Local Cricket Stats Processing
As of a couple of years ago, I play cricket in beautiful Victoria BC. The website for the Victoria District Cricket Association when I joined was a bit of a shambles, and last season I volunteered some time with a couple of other guys to help overhaul it. Buckle up, this is a post about building a website and doing data migrations. A fun time will be had by all!
The task itself involved moving away from an integrated website/database solution, run and supported (poorly) by one guy, and across to a better platform that allowed us a lot more flexibility, at a much lower cost. We had to choose a new scorecard database provider and build a new website around the functionality that it provided. Oh, and of course we'd need to migrate 12 years' worth of scorecard data from the previous format to the new structure.
The migration itself wasn't particularly difficult. The new database provider, Cricketstatz, actually did a lot of the legwork in migrating across the scorecards. They provided functionality to convert a bunch of popular formats to their in-house standard. With a little bit of Python scripting and the help of Selenium (which is magic, by the way), we were able to move all of the data across with minimal loss.
For migration of the website, we settled on Wix as the provider, given that it's one of the best products for non-technical folk going around. That process involved a bit of work (some of which is still ongoing) around design and customizing how the site would look. One aspect of this required us to do a bit of UI/UX work was around how people wanted to interact with the stats pages. This is where we started to run into headaches.
We have the (apparently) unique situation in our organization where the junior players are allowed to play for multiple senior clubs. In any given week, our U19 players may play for up to 3 teams. On the flipside, our U19 senior team, the Colts, allow up to 2 overage players to suit up for their team each week. This is for developmental purposes and to help the juniors learn from experienced cricketers from different teams (at least, that's what our PR group would have you believe). Unfortunately, our new scorecard and statistics provider doesn't easily let us query stats by player and team such that we can judge seasonal awards on a per-team basis. The Cricketstatz API's and canned reports couldn't easily support this requirement, and our existing stats pages were a bit of a shambles as a result. Cue our need to create a secondary stats database and API for this purpose.
I quickly sketched out a reasonably decoupled architecture for the system based on doing twice-daily data migrations from the Cricketstatz scorecard and player database into our secondary statistics database. See below for a horribly low-res version.

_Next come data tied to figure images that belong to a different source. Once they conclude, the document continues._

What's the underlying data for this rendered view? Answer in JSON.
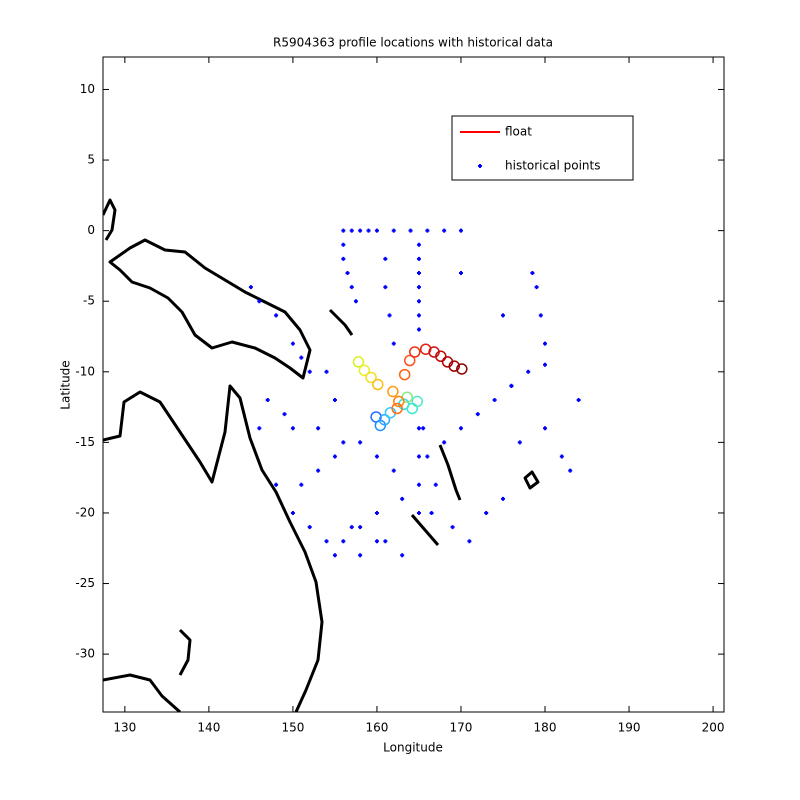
{
  "chart_data": {
    "type": "scatter",
    "title": "R5904363 profile locations with historical data",
    "xlabel": "Longitude",
    "ylabel": "Latitude",
    "xlim": [
      127.4,
      201.3
    ],
    "ylim": [
      -34.1,
      12.3
    ],
    "xticks": [
      130,
      140,
      150,
      160,
      170,
      180,
      190,
      200
    ],
    "yticks": [
      -30,
      -25,
      -20,
      -15,
      -10,
      -5,
      0,
      5,
      10
    ],
    "legend": "upper right",
    "series": [
      {
        "name": "float",
        "color": "#ff0000",
        "x": [
          159.9,
          160.4,
          160.9,
          161.6,
          163.2,
          164.2,
          164.8,
          163.6,
          157.8,
          158.5,
          159.3,
          160.1,
          161.9,
          162.6,
          162.4,
          163.3,
          163.9,
          164.5,
          165.8,
          166.8,
          167.6,
          168.4,
          169.2,
          170.1
        ],
        "values": [
          -13.2,
          -13.8,
          -13.4,
          -12.9,
          -12.3,
          -12.6,
          -12.1,
          -11.8,
          -9.3,
          -9.9,
          -10.4,
          -10.9,
          -11.4,
          -12.1,
          -12.6,
          -10.2,
          -9.2,
          -8.6,
          -8.4,
          -8.6,
          -8.9,
          -9.3,
          -9.6,
          -9.8
        ],
        "point_colors": [
          "#1f6fff",
          "#1f8fff",
          "#2aa8ff",
          "#30c8ff",
          "#30e0e0",
          "#40e8d0",
          "#50e8c8",
          "#8ae88a",
          "#d8f020",
          "#e8f030",
          "#f0e020",
          "#f8c010",
          "#ff9a10",
          "#ff8010",
          "#ff7010",
          "#ff6010",
          "#ff5020",
          "#f03010",
          "#e02010",
          "#d01010",
          "#c00808",
          "#b00000",
          "#a00000",
          "#900000"
        ]
      },
      {
        "name": "historical points",
        "color": "#0000ff",
        "x": [
          156,
          157,
          158,
          159,
          160,
          162,
          164,
          166,
          168,
          170,
          156,
          156,
          156.5,
          157,
          157.5,
          165,
          165,
          165,
          165,
          165,
          165,
          165,
          165,
          165,
          165,
          165,
          161,
          161,
          161.5,
          162,
          165.5,
          166,
          166.5,
          170,
          175,
          178.5,
          179,
          179.5,
          180,
          176,
          145,
          146,
          148,
          150,
          151,
          152,
          154,
          155,
          147,
          149,
          150,
          153,
          156,
          158,
          160,
          162,
          146,
          148,
          151,
          153,
          155,
          150,
          152,
          154,
          156,
          158,
          160,
          163,
          167,
          169,
          171,
          173,
          175,
          177,
          180,
          182,
          183,
          168,
          170,
          172,
          174,
          176,
          178,
          180,
          184,
          158,
          160,
          155,
          157,
          161,
          163
        ],
        "values": [
          0,
          0,
          0,
          0,
          0,
          0,
          0,
          0,
          0,
          0,
          -1,
          -2,
          -3,
          -4,
          -5,
          -1,
          -2,
          -3,
          -4,
          -5,
          -6,
          -7,
          -14,
          -16,
          -18,
          -20,
          -2,
          -4,
          -6,
          -8,
          -14,
          -16,
          -20,
          -3,
          -6,
          -3,
          -4,
          -6,
          -8,
          -11,
          -4,
          -5,
          -6,
          -8,
          -9,
          -10,
          -10,
          -12,
          -12,
          -13,
          -14,
          -14,
          -15,
          -15,
          -16,
          -17,
          -14,
          -18,
          -18,
          -17,
          -16,
          -20,
          -21,
          -22,
          -22,
          -23,
          -20,
          -19,
          -18,
          -21,
          -22,
          -20,
          -19,
          -15,
          -14,
          -16,
          -17,
          -15,
          -14,
          -13,
          -12,
          -11,
          -10,
          -9.5,
          -12,
          -21,
          -22,
          -23,
          -21,
          -22,
          -23
        ]
      }
    ]
  }
}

We're running a Docker container on a DigitalOcean droplet (VM) with a small, self-contained SQLite database that is updated every 6-12 hours from the main statistics database provided and managed by Cricketstatz. The data update process is written in Python leveraging a few useful libraries (BeautifulSoup, SQLAlchemy, requests, pandas) and implements a full ORM for interacting with the database. It pulls the appropriate reports from Cricketstatz and populates or updates records found in our stats database. It's run on a schedule using cron inside the container. On the API side it's super lightweight with a handful of methods for returning the bowling, batting and fielding stats per the SQLAlchemy models. It's written in Python using Flask and Flask-RESTful libraries. I would be remiss if I didn't include a shout-out to this repo which provides a suite of Docker images/scripts for quickly standing up a Flask application with UWSGI and NGINX. It meant I could go from nothing to a functional API for testing in about 10 minutes.

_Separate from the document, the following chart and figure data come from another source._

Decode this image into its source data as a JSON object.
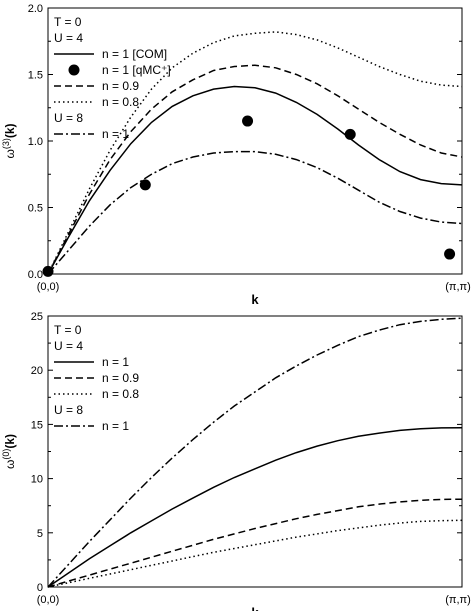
{
  "chart_data": [
    {
      "type": "line",
      "xlabel": "k",
      "ylabel_main": "ω",
      "ylabel_sup": "(3)",
      "ylabel_tail": "(k)",
      "x_ticks": [
        "(0,0)",
        "(π,π)"
      ],
      "xlim": [
        0,
        1
      ],
      "ylim": [
        0,
        2.0
      ],
      "y_ticks": [
        0.0,
        0.5,
        1.0,
        1.5,
        2.0
      ],
      "y_tick_labels": [
        "0.0",
        "0.5",
        "1.0",
        "1.5",
        "2.0"
      ],
      "legend_header_1": "T = 0",
      "legend_header_2": "U = 4",
      "legend_header_3": "U = 8",
      "series": [
        {
          "name": "n = 1 [COM]",
          "style": "solid",
          "x": [
            0,
            0.05,
            0.1,
            0.15,
            0.2,
            0.25,
            0.3,
            0.35,
            0.4,
            0.45,
            0.5,
            0.55,
            0.6,
            0.65,
            0.7,
            0.75,
            0.8,
            0.85,
            0.9,
            0.95,
            1.0
          ],
          "values": [
            0,
            0.28,
            0.55,
            0.78,
            0.98,
            1.14,
            1.26,
            1.34,
            1.39,
            1.41,
            1.4,
            1.36,
            1.29,
            1.2,
            1.09,
            0.97,
            0.86,
            0.77,
            0.71,
            0.68,
            0.67
          ]
        },
        {
          "name": "n = 1 [qMC⁺]",
          "style": "markers",
          "x": [
            0.0,
            0.235,
            0.482,
            0.73,
            0.97
          ],
          "values": [
            0.02,
            0.67,
            1.15,
            1.05,
            0.15
          ]
        },
        {
          "name": "n = 0.9",
          "style": "dashed",
          "x": [
            0,
            0.05,
            0.1,
            0.15,
            0.2,
            0.25,
            0.3,
            0.35,
            0.4,
            0.45,
            0.5,
            0.55,
            0.6,
            0.65,
            0.7,
            0.75,
            0.8,
            0.85,
            0.9,
            0.95,
            1.0
          ],
          "values": [
            0,
            0.3,
            0.6,
            0.86,
            1.07,
            1.24,
            1.37,
            1.46,
            1.53,
            1.56,
            1.57,
            1.55,
            1.5,
            1.43,
            1.34,
            1.24,
            1.14,
            1.05,
            0.97,
            0.91,
            0.88
          ]
        },
        {
          "name": "n = 0.8",
          "style": "dotted",
          "x": [
            0,
            0.05,
            0.1,
            0.15,
            0.2,
            0.25,
            0.3,
            0.35,
            0.4,
            0.45,
            0.5,
            0.55,
            0.6,
            0.65,
            0.7,
            0.75,
            0.8,
            0.85,
            0.9,
            0.95,
            1.0
          ],
          "values": [
            0,
            0.32,
            0.64,
            0.93,
            1.18,
            1.39,
            1.55,
            1.66,
            1.74,
            1.79,
            1.81,
            1.82,
            1.8,
            1.76,
            1.7,
            1.63,
            1.56,
            1.5,
            1.45,
            1.42,
            1.41
          ]
        },
        {
          "name": "n = 1",
          "style": "dashdot",
          "x": [
            0,
            0.05,
            0.1,
            0.15,
            0.2,
            0.25,
            0.3,
            0.35,
            0.4,
            0.45,
            0.5,
            0.55,
            0.6,
            0.65,
            0.7,
            0.75,
            0.8,
            0.85,
            0.9,
            0.95,
            1.0
          ],
          "values": [
            0,
            0.18,
            0.36,
            0.52,
            0.65,
            0.75,
            0.83,
            0.88,
            0.91,
            0.92,
            0.92,
            0.9,
            0.86,
            0.8,
            0.72,
            0.63,
            0.54,
            0.47,
            0.42,
            0.39,
            0.38
          ]
        }
      ]
    },
    {
      "type": "line",
      "xlabel": "k",
      "ylabel_main": "ω",
      "ylabel_sup": "(0)",
      "ylabel_tail": "(k)",
      "x_ticks": [
        "(0,0)",
        "(π,π)"
      ],
      "xlim": [
        0,
        1
      ],
      "ylim": [
        0,
        25
      ],
      "y_ticks": [
        0,
        5,
        10,
        15,
        20,
        25
      ],
      "y_tick_labels": [
        "0",
        "5",
        "10",
        "15",
        "20",
        "25"
      ],
      "legend_header_1": "T = 0",
      "legend_header_2": "U = 4",
      "legend_header_3": "U = 8",
      "series": [
        {
          "name": "n = 1",
          "style": "solid",
          "x": [
            0,
            0.05,
            0.1,
            0.15,
            0.2,
            0.25,
            0.3,
            0.35,
            0.4,
            0.45,
            0.5,
            0.55,
            0.6,
            0.65,
            0.7,
            0.75,
            0.8,
            0.85,
            0.9,
            0.95,
            1.0
          ],
          "values": [
            0,
            1.3,
            2.6,
            3.8,
            5.0,
            6.1,
            7.2,
            8.2,
            9.2,
            10.1,
            10.9,
            11.7,
            12.4,
            13.0,
            13.5,
            13.9,
            14.2,
            14.45,
            14.6,
            14.68,
            14.7
          ]
        },
        {
          "name": "n = 0.9",
          "style": "dashed",
          "x": [
            0,
            0.05,
            0.1,
            0.15,
            0.2,
            0.25,
            0.3,
            0.35,
            0.4,
            0.45,
            0.5,
            0.55,
            0.6,
            0.65,
            0.7,
            0.75,
            0.8,
            0.85,
            0.9,
            0.95,
            1.0
          ],
          "values": [
            0,
            0.55,
            1.1,
            1.65,
            2.2,
            2.75,
            3.3,
            3.85,
            4.4,
            4.9,
            5.4,
            5.85,
            6.3,
            6.7,
            7.05,
            7.4,
            7.65,
            7.85,
            8.0,
            8.08,
            8.1
          ]
        },
        {
          "name": "n = 0.8",
          "style": "dotted",
          "x": [
            0,
            0.05,
            0.1,
            0.15,
            0.2,
            0.25,
            0.3,
            0.35,
            0.4,
            0.45,
            0.5,
            0.55,
            0.6,
            0.65,
            0.7,
            0.75,
            0.8,
            0.85,
            0.9,
            0.95,
            1.0
          ],
          "values": [
            0,
            0.4,
            0.8,
            1.2,
            1.6,
            2.0,
            2.4,
            2.8,
            3.2,
            3.55,
            3.9,
            4.25,
            4.6,
            4.9,
            5.2,
            5.45,
            5.7,
            5.9,
            6.05,
            6.12,
            6.15
          ]
        },
        {
          "name": "n = 1",
          "style": "dashdot",
          "x": [
            0,
            0.05,
            0.1,
            0.15,
            0.2,
            0.25,
            0.3,
            0.35,
            0.4,
            0.45,
            0.5,
            0.55,
            0.6,
            0.65,
            0.7,
            0.75,
            0.8,
            0.85,
            0.9,
            0.95,
            1.0
          ],
          "values": [
            0,
            2.1,
            4.2,
            6.2,
            8.2,
            10.1,
            11.9,
            13.6,
            15.2,
            16.7,
            18.0,
            19.3,
            20.4,
            21.4,
            22.3,
            23.1,
            23.7,
            24.2,
            24.5,
            24.7,
            24.8
          ]
        }
      ]
    }
  ]
}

As noted above, we see a number of benefits by implementing such a solution:
1. Old iFrame implementation of stats pages requires us to pull in about 1-dozen Cricketstatz reports, do data manipulation and presentation client-side and render into our table manually. This takes 4-8 seconds and results in high latency for loading pages. New version simply calls an API to return and render processed data in < 1 second.
2. Custom filtering (seasons, teams, grades, etc.) is difficult due to the way the Cricketstatz reports work. Now we can implement this in the API and consolidate all stats into one page.
3. Previously we had HTML iFrame code for 6+ separate stats pages that needed to be manually updated every time we changed things. Now we have an API that can be redeployed at will and one front-end code base contained in Wix. This means that maintenance is much less of a burden.
4. The behaviour of the iFrame implementation on mobile was unstable. The datatables plugin that we used had issues running embedded in iFrames. Now we use the standard Wix table plugin that is mobile-responsive.
We're not yet entirely up-and-running with this solution, but we're hoping to be by the time pre-season training starts up in April. I'll update this post with details once we go live. For the time being, you can check out the VDCA website as it currently stands, with the old stats pages intact. The code for the new solution is available on my Github page.